Try to check any claims made in the email through some other channel. For example, by calling your bank to see if they actually sent you an email or doing a quick Google search on some of the wording used in the email.

Whilst email seems to be the most frequent channel, attackers are also using phone calls (known as Vishing) and text messages/SMS (known as Smishing) – so remain please remain vigilant on other communication channels.

For official information about coronavirus, please refer to trusted resources such as the Public Health England or NHS websites.
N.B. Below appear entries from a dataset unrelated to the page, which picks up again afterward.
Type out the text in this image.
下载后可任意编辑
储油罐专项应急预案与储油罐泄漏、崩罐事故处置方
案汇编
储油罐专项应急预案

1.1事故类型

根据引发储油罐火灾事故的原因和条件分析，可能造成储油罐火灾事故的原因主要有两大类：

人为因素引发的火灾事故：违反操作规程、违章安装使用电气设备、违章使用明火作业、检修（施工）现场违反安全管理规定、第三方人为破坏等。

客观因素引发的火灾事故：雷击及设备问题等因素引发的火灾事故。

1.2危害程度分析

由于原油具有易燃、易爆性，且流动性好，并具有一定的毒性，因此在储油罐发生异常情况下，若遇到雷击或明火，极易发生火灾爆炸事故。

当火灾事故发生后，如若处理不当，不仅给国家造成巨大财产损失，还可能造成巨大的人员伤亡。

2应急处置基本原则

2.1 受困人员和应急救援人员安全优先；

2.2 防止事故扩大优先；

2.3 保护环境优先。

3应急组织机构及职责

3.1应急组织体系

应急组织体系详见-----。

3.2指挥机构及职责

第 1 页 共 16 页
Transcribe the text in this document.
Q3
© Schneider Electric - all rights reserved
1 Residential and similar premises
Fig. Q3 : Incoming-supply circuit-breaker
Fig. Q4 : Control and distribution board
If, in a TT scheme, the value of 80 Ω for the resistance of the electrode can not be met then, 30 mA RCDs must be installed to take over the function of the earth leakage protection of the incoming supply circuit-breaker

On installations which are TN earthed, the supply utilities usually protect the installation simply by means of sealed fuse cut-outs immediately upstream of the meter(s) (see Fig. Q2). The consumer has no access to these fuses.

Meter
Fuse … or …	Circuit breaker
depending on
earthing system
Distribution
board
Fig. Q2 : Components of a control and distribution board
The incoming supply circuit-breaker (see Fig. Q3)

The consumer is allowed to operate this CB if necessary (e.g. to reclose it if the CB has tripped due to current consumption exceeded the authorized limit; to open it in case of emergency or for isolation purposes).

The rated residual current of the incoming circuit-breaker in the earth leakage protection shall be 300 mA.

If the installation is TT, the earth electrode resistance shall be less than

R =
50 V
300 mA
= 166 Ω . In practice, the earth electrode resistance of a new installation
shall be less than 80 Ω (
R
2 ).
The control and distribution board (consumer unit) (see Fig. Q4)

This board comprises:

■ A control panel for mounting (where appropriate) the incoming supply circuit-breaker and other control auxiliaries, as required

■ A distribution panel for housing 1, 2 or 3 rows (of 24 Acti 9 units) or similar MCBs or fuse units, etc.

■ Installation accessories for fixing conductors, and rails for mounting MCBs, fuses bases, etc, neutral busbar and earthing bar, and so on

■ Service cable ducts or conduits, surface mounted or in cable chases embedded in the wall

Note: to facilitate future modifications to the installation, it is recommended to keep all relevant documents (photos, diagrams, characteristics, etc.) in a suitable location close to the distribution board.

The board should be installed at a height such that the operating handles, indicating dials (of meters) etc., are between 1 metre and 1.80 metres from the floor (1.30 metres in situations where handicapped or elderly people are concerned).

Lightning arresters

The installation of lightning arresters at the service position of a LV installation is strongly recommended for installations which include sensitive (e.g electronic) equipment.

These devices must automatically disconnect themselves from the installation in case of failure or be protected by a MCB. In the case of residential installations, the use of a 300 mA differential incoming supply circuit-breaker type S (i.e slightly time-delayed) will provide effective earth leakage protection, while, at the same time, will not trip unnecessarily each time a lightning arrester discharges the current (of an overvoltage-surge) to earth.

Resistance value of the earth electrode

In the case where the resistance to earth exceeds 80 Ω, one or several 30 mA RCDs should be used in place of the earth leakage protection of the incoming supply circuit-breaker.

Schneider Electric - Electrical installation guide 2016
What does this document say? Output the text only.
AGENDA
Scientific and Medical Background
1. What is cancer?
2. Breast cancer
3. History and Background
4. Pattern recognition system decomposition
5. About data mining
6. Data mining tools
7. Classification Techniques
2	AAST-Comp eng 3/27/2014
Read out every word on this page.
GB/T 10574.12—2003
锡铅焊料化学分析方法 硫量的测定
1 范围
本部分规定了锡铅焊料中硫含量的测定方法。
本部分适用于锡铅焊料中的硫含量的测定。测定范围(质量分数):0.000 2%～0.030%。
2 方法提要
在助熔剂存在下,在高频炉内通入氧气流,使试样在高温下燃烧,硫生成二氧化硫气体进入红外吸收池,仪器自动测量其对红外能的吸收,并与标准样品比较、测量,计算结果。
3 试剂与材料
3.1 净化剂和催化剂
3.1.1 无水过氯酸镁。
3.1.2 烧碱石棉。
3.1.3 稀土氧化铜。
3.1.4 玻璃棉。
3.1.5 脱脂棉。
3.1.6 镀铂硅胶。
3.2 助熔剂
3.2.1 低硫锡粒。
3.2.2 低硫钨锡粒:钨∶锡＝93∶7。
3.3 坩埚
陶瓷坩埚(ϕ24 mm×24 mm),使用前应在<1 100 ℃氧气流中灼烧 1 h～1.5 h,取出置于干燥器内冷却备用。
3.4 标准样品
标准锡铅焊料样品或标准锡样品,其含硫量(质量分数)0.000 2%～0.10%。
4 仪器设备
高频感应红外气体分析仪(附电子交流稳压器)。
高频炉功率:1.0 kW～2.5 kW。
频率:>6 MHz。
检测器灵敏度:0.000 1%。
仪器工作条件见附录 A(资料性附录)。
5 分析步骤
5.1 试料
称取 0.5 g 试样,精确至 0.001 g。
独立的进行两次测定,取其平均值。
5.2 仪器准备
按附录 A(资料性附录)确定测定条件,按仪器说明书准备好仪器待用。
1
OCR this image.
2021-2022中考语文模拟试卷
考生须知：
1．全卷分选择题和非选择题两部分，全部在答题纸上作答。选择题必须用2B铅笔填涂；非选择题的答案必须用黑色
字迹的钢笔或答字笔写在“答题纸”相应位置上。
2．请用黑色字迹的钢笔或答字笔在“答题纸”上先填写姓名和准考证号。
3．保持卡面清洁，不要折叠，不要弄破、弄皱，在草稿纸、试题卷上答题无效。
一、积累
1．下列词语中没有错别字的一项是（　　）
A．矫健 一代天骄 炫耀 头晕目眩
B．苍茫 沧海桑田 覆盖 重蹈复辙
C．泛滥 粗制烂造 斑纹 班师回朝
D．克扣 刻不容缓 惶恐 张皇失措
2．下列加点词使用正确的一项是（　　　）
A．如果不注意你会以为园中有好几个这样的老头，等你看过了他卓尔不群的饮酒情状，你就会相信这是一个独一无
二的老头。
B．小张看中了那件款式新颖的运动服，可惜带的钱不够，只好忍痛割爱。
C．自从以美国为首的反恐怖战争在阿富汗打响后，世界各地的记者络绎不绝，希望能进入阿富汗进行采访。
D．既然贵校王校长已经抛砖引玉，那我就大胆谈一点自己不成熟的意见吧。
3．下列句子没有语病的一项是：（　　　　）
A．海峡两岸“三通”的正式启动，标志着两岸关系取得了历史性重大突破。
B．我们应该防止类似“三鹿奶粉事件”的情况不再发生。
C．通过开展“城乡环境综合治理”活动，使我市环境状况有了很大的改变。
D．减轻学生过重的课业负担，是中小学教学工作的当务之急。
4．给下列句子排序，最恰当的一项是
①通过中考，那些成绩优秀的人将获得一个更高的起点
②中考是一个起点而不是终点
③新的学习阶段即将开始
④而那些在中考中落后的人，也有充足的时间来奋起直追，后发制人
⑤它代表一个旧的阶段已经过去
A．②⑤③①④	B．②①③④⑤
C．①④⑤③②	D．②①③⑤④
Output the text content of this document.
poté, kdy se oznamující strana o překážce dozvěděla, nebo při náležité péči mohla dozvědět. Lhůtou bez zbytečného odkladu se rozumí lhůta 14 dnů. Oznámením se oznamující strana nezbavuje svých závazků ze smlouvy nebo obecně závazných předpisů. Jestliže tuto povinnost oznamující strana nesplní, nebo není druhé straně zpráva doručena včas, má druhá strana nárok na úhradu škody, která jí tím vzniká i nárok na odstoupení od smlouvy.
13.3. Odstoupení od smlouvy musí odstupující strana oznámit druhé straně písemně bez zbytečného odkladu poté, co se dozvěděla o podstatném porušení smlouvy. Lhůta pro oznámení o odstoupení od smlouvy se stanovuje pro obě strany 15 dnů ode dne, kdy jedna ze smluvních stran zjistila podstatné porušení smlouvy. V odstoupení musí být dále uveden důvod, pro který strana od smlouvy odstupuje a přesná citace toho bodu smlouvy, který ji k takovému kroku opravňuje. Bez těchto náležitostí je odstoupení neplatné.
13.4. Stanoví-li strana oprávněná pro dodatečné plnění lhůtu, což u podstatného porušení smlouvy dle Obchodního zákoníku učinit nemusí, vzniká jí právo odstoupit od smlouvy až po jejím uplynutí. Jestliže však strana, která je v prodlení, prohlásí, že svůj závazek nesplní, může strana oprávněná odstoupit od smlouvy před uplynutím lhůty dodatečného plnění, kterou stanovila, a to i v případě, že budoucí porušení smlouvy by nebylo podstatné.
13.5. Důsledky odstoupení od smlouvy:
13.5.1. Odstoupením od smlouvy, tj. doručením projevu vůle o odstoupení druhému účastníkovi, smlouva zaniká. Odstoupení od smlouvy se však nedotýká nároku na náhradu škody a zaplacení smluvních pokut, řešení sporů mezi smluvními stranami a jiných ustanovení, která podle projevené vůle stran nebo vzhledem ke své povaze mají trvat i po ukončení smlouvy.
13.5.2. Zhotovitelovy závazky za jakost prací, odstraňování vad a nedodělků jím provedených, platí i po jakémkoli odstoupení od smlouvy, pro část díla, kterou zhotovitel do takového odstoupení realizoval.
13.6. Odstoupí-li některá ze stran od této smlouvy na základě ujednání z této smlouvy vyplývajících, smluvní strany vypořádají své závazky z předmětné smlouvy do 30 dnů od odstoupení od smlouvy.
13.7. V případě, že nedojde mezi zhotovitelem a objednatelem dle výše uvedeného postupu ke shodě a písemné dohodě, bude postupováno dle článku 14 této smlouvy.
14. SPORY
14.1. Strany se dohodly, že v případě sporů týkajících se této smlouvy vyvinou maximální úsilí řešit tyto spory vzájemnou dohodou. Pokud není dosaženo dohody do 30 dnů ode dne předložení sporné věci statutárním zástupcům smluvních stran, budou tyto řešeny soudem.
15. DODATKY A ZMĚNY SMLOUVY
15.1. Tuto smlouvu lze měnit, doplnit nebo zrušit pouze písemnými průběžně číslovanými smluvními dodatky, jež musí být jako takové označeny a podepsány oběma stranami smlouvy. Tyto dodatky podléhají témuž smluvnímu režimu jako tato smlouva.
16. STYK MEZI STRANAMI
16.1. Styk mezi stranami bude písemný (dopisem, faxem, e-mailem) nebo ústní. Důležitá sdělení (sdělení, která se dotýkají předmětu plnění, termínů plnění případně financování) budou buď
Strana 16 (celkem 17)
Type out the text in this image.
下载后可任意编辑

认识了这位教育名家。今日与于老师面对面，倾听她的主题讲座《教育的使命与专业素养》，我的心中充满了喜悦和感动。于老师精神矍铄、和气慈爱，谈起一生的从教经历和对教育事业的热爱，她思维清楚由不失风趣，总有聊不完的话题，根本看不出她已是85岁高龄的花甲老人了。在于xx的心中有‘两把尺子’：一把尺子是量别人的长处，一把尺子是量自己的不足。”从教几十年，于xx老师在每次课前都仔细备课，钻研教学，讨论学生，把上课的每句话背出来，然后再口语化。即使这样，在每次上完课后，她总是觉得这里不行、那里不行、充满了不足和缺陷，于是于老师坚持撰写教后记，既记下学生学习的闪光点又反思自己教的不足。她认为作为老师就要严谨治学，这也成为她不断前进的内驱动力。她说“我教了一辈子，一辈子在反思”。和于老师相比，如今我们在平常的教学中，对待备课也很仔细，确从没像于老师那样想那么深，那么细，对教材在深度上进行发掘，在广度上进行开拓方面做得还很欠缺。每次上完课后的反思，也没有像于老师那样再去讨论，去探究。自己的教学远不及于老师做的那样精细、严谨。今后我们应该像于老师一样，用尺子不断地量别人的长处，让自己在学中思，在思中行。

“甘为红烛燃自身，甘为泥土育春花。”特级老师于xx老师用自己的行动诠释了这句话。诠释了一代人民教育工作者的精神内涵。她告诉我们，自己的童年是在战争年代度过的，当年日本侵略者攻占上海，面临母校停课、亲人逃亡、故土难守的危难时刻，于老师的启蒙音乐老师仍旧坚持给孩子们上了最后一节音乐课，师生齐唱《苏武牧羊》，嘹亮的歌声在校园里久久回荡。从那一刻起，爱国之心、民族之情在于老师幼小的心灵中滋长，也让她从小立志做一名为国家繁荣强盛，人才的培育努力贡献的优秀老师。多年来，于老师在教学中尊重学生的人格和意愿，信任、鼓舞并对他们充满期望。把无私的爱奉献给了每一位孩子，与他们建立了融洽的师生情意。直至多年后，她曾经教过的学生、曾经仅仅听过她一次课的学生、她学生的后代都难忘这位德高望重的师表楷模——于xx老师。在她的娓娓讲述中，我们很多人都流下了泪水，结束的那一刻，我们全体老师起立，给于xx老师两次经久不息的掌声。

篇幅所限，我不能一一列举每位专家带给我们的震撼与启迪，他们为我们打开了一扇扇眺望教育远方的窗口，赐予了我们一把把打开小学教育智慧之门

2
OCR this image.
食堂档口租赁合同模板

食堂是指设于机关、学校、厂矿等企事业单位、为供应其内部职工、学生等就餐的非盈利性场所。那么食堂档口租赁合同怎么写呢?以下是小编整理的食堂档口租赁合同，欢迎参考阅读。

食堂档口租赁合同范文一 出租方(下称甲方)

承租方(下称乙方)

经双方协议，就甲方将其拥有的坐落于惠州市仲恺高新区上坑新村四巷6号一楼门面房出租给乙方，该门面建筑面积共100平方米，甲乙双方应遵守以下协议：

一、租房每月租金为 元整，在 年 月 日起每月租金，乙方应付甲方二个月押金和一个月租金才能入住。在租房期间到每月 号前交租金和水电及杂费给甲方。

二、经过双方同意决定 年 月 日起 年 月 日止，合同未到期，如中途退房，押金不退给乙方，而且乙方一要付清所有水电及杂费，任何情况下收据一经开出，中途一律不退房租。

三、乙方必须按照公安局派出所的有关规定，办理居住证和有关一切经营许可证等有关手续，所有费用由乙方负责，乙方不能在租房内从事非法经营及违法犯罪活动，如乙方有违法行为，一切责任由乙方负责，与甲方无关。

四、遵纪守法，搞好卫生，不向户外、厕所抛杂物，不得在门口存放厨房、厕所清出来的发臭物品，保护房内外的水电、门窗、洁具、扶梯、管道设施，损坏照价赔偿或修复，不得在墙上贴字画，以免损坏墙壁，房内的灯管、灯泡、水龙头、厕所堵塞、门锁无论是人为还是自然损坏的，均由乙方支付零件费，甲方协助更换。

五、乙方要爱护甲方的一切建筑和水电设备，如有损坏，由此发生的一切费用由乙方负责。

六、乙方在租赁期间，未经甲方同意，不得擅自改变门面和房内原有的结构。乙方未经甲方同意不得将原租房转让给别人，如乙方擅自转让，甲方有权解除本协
If you think an email is suspicious, follow these steps:

  • Don’t open any attachments or click on any links
  • Report the email to your IT provider

If you are unsure then:

  • Hover (don’t click!) on the link – it will show you the address it’s trying to take you to
    • Beware – The address may look genuine, but have some slight spelling differences, or use of symbols/numbers to trick the brain into thinking it reads something legitimate
  • Consider how you would verify the validity of it
    • Can I ring the sender on a trusted line (e.g. obtained from official website, or from my contacts)?